D. translation sequence generation and refinement mode analysis
Compared with LevT insertion and deletion mechanisms, the invention introduces mechanisms of deleting wrong words in historical translations, inserting prior knowledge term constraint words, predicting reasonable translation words, retaining and the like. Besides, the method assists the non-autoregressive translation model through a sentence-level knowledge distillation method, improves the information acquisition efficiency of the model, and effectively solves the problems of information asymmetry and the like. During training, the transform model updates the representation of each word through each layer, which results in a lack of flexibility in decoding the model, while LevT edits the sentence through each layer during training, which not only can flexibly generate a translation sequence, but also can continuously refine the sequence and change the information such as the sequence length, thereby effectively improving the performance of the machine translation model. Compared with a transducer model, the method of the invention generally obtains better translation quality and greatly improves the operation speed.
Most of the existing NMT can achieve satisfactory effect in the general field, but the existing NMT needs large-scale parallel corpus to better train and obtain the best result. At this time, aiming at the translation requirement of the specific field of the scarce resource, the method can integrate the prior knowledge, and has more important significance. In addition, the current NMT system is constructed by taking an AR translation model as a core framework, however, the efficiency of generating translations is limited because decoding cannot be performed in parallel in the AR translation model. Therefore, the construction of the semi-autoregressive translation framework by modifying the AR translation mode has higher application value. Based on the two problems presented above, the present invention proposes to build an NMT model by fusing domain-specific term libraries.

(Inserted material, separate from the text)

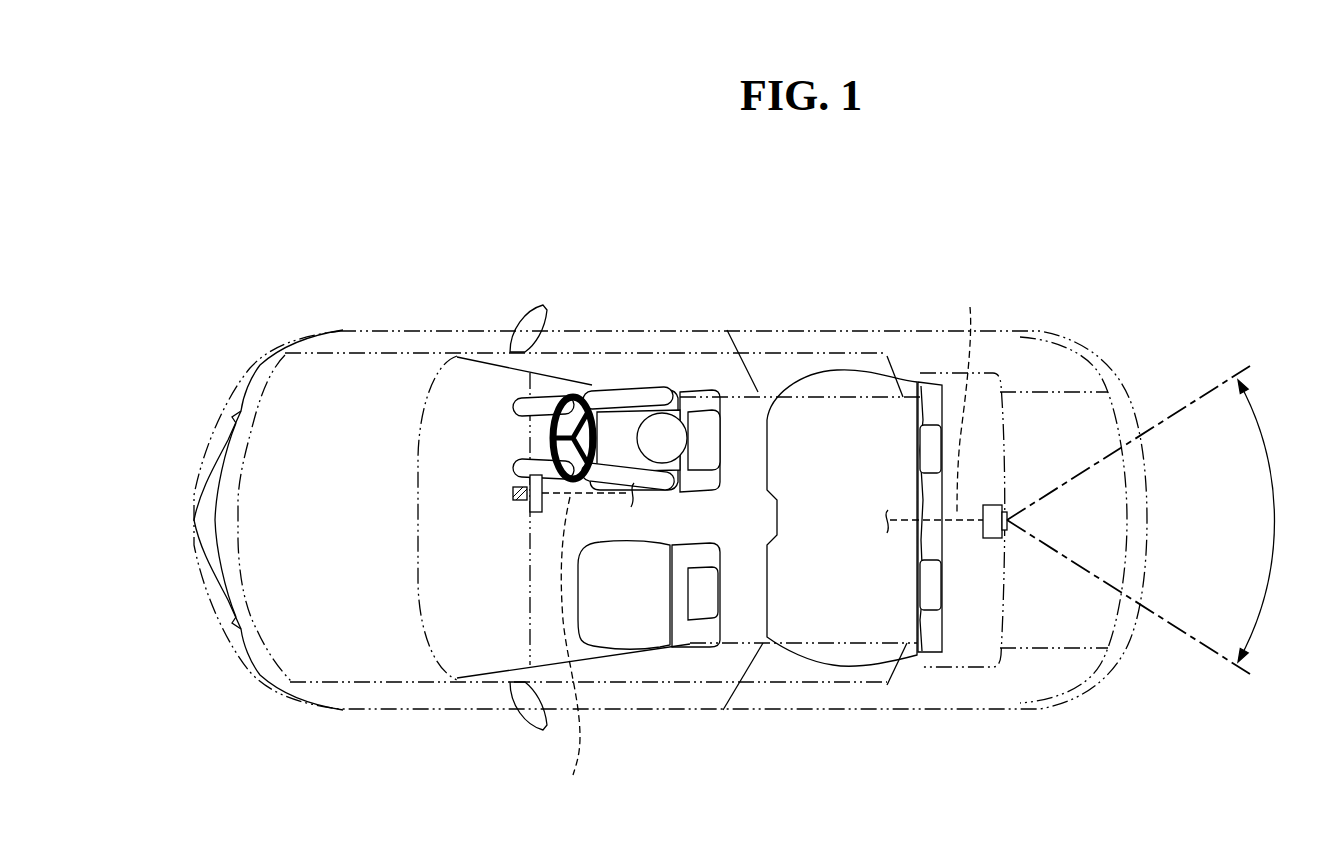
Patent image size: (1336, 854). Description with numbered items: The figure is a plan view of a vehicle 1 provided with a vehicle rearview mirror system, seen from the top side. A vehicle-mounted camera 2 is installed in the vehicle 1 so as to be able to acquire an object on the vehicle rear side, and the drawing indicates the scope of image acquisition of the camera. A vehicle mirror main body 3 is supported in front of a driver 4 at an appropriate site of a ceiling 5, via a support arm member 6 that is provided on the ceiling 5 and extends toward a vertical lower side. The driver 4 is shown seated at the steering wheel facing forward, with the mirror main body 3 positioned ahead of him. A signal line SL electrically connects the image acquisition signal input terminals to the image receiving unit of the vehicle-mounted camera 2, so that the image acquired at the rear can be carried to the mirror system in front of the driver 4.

The invention adopts a semi-autoregressive method in a decoder by comparing an AR translation mode with a NAR translation mode and combining a transducer model. The decoding mode of semi-autoregressive is realized through blocking, and the decoding is realized through blocking and synchronous decoding when the translation is generated. At this time, NAR mode is adopted between each two blocks in parallel, and AR mode is adopted in each block in series. A priori knowledge is incorporated within the block. The NMT model fusing the term library in the specific field is realized by adding and deleting error information in the history translation, inserting priori knowledge term constraint words, predicting reasonable translation words, retaining and other mechanisms. Finally, comparing the test with the three baseline methods on five test sets of two translation tasks, and analyzing indexes such as BLEU values of translations, translation rates of terms, decoding rates and the like, so that the method can be seen to have larger improvement on the three indexes compared with other baseline methods. Meanwhile, on the basis of not increasing the computational complexity, the prior knowledge of external discrete is effectively integrated. In addition, in order to ensure accurate block number K values, the method independently sets the K values to be 2, 5, 8 and 10, and tests the corresponding translation quality, the translation rate and the decoding rate of the terms. When the K value is 2, the translation efficiency is ensured, and meanwhile, new word terms in a specific field can be effectively translated, so that the method has strong application value in industry.